2.    Scope of subparagraphs (g), (j) and (l)

(a) Subparagraph (g) is without hindrance to terms by which a supplier of financial services reserves the right to terminate unilaterally a contract of indeterminate duration without notice where there is a valid reason, provided that the supplier is required to inform the other contracting party or parties thereof immediately.

(b) Subparagraph (j) is without hindrance to terms under which a supplier of financial services reserves the right to alter the rate of interest payable by the consumer or due to the latter, or the amount of other charges for financial services without notice where there is a valid reason, provided that the supplier is required to inform the other contracting party or parties thereof at the earliest opportunity and that the latter are free to dissolve the contract immediately.

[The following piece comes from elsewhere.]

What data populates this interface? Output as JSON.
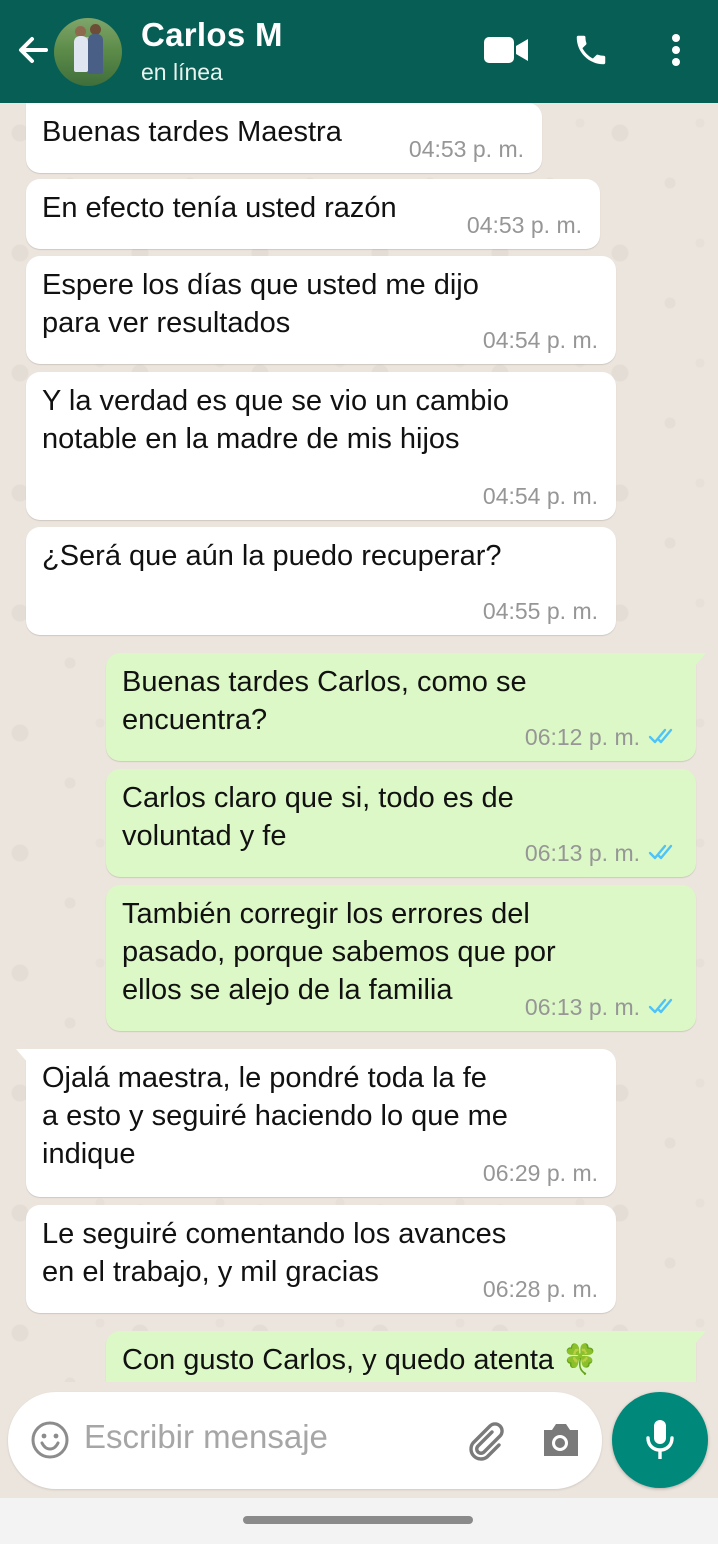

Subparagraph (j) is also without hindrance to terms under which a seller or supplier reserves the right to alter unilaterally the conditions of a contract of indeterminate duration, provided that he is required to inform the consumer with reasonable notice and that the consumer is free to dissolve the contract.

(c) Subparagraphs (g), (j) and (l) do not apply to:

— 
transactions in transferable securities, financial instruments and other products or services where the price is linked to fluctuations in a stock exchange quotation or index or a financial market rate that the seller or supplier does not control;
— 
contracts for the purchase or sale of foreign currency, traveller’s cheques or international money orders denominated in foreign currency;

(d) Subparagraph (l) is without hindrance to price-indexation clauses, where lawful, provided that the method by which prices vary is explicitly described.



( 1 ) Regulation (EU) 2017/2394 of the European Parliament and of the Council of 12 December 2017 on cooperation between national authorities responsible for the enforcement of consumer protection laws and repealing Regulation (EC) No 2006/2004 (OJ L 345, 27.12.2017, p. 1).